Etre désolé.e, c'est être conscient d'être partie prenante dans une situation de conflit et engager notre responsabilité. Ne pas se dire bêtement et simplement : c'est pas moi, c'est pas de ma faute, c'est lui/elle, c'est de sa faute... ce qui nous laisse toute la latitude de penser ensuite : j'ai le pouvoir de changer les choses pour améliorer la situation, ou la relation. On se met ainsi dans une disposition favorable pour trouver la solution. Rejeter la faute sur l'autre nous place dans l'incapacité d'intervenir de façon intelligente.


Pardon, c'est encore avancer de façon positive. C'est se pardonner à soi, et aux autres, d'avoir pu être acteur dans le conflit. C'est ne pas stationner dans les émotions négatives (colère par exemple), dégager l'esprit des remarques acerbes ou des idées de vengeance, et laisser toute la place (et l'espace temps), pour trouver les solutions au problème.

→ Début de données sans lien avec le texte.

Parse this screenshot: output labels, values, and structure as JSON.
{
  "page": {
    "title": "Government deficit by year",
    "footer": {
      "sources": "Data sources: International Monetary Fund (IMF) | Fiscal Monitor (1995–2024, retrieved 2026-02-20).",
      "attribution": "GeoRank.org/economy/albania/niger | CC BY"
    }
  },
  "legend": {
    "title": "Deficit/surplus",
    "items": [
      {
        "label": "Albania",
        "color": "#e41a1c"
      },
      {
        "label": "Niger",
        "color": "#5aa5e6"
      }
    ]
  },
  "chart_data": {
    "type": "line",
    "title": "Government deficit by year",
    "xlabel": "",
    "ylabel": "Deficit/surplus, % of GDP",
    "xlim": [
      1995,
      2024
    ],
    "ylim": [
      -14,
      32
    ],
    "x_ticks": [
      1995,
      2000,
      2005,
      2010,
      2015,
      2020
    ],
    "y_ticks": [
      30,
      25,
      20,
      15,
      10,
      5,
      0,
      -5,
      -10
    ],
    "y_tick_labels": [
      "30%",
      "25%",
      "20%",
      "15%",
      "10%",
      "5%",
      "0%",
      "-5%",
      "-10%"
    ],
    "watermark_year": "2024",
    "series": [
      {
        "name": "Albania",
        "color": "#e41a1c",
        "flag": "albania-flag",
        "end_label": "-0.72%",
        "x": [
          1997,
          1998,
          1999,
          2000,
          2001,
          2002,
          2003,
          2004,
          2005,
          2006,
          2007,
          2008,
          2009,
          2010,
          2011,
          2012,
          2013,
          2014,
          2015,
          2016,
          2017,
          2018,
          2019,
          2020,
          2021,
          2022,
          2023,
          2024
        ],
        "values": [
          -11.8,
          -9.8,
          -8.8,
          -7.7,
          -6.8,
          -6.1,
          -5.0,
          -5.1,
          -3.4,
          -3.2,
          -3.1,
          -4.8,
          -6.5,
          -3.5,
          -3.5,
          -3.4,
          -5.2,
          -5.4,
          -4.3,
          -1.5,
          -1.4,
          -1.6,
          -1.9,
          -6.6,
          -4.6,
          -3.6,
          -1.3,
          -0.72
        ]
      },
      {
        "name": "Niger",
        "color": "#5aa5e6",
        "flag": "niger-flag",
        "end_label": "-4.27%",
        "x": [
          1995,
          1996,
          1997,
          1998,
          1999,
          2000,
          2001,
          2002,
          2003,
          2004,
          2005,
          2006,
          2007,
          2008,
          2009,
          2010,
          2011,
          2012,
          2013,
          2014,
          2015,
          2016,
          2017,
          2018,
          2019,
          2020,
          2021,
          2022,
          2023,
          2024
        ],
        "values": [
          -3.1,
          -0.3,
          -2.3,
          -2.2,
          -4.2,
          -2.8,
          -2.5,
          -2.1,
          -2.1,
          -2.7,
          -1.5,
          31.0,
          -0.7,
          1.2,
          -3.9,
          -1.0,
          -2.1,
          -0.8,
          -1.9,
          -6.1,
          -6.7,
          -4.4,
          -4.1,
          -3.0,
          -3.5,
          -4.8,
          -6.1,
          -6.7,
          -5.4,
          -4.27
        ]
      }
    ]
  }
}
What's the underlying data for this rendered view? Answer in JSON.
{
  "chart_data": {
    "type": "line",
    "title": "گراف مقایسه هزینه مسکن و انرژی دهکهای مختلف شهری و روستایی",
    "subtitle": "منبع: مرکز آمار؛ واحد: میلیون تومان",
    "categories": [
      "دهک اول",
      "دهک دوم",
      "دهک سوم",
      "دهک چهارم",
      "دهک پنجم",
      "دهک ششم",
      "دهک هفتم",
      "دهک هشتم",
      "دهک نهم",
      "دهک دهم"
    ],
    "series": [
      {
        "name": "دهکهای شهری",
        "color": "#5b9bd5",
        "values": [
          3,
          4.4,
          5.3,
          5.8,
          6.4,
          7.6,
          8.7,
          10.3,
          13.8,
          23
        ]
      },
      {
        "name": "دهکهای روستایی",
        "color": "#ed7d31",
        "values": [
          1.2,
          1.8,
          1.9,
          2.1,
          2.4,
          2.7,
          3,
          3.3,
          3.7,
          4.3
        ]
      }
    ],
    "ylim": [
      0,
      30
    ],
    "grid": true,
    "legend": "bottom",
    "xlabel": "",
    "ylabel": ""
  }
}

Merci. Parce que tout être apprend de ses erreurs. Dire que l'on est parfait, de sa naissance à sa mort, est une utopie. Tout le monde se trompe. Nous ne naissons pas avoir le savoir universel, avec la capacité d'être à chaque seconde au top !

Si tu peux dire que tu ne te trompes jamais, c'est que tu ne prends aucun risque. Si tu ne dévales pas une pente à ski, aucun risque de te prendre une pelle. Si tu n'écris pas, aucun risque de faire des fautes, si tu ne conduis pas aucun risque de griller une priorité à quelqu'un.

Par contre, si tu te vautres dans un slalom, tu peux analyser la chute et recommencer en améliorant ta performance. On a le droit de faire des choix, et le droit de se tromper. L'important, ce n'est pas de ne pas faire d'erreur. L'important, c'est de vivre une vie pleine de sens, une vie faite d'essais, d'erreurs et de réussites, une vie qui ne soit pas étriquée. Merci, donc, pour toutes ces situations dont je tire des enseignements.


Le dernier des quatre mots d'Ho'oponopono, c'est je t'aime. Parce que l'amour engendre le bonheur. C'est une émotion positive. La loi de l'Attraction dit que le positif engendre le positif. J'aime donc je suis. Aimer, c'est déclencher la hausse d'une hormone : La dopamine. C'est elle qui donne l'envie d'agir, de créer, de découvrir, d'en savoir plus, d'aller plus loin, c'est l'hormone du désir, de l'amour.


Ho’oponopono - Comme toutes les méthodes il faut pratiquer pour voir les effets. Comme pour toute chose, il y a un apprentissage pas à pas. C'est jour après jour qu'on construit. Au début, on met les briques l'une sur l'autre, ça ne donne pas grand chose. Mais avec un peu de pratique, on voit se dessiner une belle maison.